It sounds like a good system.
I would prefer it if we still had full security on the bag check though.


----------



## nonethewiser (Mar 13, 2019)

Amazes me how you find these things out, never heard of the sunflower lanyards.


----------



## SB2015 (Mar 13, 2019)

travellor said:


> It sounds like a good system.
> I would prefer it if we still had full security on the bag check though.


They probably picked up the needles, insulin vial, meds, ... which was all that was in the bag.


----------



## travellor (Mar 13, 2019)

SB2015 said:


> They probably picked up the needles, insulin vial, meds, ... which was all that was in the bag.
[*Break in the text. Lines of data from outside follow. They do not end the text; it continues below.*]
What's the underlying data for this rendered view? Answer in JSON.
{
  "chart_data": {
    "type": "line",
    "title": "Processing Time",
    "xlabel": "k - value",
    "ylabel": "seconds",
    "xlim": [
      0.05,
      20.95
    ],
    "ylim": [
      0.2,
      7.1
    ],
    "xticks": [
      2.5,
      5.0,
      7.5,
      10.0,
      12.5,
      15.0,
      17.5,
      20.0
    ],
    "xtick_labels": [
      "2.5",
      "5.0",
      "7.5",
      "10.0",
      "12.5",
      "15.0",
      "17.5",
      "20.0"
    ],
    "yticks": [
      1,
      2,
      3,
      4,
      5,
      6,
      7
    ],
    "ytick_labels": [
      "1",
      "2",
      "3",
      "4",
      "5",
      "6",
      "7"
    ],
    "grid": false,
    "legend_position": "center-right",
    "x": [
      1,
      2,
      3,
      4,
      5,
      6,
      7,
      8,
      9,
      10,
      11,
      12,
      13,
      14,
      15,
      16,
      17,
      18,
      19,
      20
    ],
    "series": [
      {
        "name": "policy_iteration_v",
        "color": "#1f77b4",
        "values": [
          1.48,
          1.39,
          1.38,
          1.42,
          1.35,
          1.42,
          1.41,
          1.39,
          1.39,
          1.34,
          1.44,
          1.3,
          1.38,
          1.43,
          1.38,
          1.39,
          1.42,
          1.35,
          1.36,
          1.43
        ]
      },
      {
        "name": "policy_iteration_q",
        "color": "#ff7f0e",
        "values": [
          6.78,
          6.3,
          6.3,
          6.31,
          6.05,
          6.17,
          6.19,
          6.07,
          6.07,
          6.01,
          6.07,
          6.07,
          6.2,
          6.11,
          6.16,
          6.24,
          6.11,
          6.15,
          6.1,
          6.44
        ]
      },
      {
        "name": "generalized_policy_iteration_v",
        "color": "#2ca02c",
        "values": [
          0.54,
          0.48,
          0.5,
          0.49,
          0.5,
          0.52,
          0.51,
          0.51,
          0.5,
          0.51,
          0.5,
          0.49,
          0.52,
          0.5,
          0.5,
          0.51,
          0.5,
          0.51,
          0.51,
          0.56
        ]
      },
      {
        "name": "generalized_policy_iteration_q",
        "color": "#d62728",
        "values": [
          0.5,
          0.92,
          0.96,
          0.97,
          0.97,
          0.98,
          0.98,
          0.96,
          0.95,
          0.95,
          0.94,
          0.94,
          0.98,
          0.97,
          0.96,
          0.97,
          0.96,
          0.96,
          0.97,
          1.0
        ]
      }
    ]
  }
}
It appears they did assume that was all that was in the bag.
However, looking in the bag, and checking would be good.
"just handed me my bag and said that was fine."
Unless I've misread your post?

It's one thing to overcheck a disability, it's another to be so PC that any disability gets waved through regardless.
That's a very bad precedent.


----------



## Robin (Mar 13, 2019)

SB2015 said:


> They probably picked up the needles, insulin vial, meds, ... which was all that was in the bag.


I assume it had already gone through the x-ray machine, The same sort of thing happened to me once, I saw my bag coming through, then they reversed it and had a good look, and the guy called his supervisor over, who looked at the suspicious looking double metal tube showing on the image, looked at me and said, 'that’s insulin pens, isn’t it?' to which I replied 'yes' and it went through without further hitch. (It was my empty spare ones, the ones in use and my spare cartridges were in my clear plastic bag)


----------



## trophywench (Mar 13, 2019)

Never been stopped re insulin or those associated sharps but were once asked by the chap on the Xray machine 'Are you carrying a thing with 5 thin metal spikes and if so, what is it?'  Both mystified, even when he showed us on the screen.  Then I had a brainwave - I had a very lightweight lawn crossover dress with a low waist which gaped open all down the front when I got it home and did the second twirl with the right shoes - so I bought a starfish brooch which I pinned it together with - I only really wore it on holiday so it was all quite tasteful and appropriate for holiday wear - and I'd done this for several years, been X rayed I dunno how many times in the past and never ever queried before.  Oh yeah - bet that's it !   So said so and asked if he wanted us to unlock it so I could show him and prove it for them?  Nah - don't worry if that's what it's likely to be, he said.  Obviously we didn't argue with that.  BUT …….


----------



## SB2015 (Mar 14, 2019)

It had indeed been through the X-ray.  He checked that again before handing it back to me.  I guess he felt he had an explanation for all the needles, cannulas, insulin, spare pump, ...  rather than asking me to confirm that I had D.


----------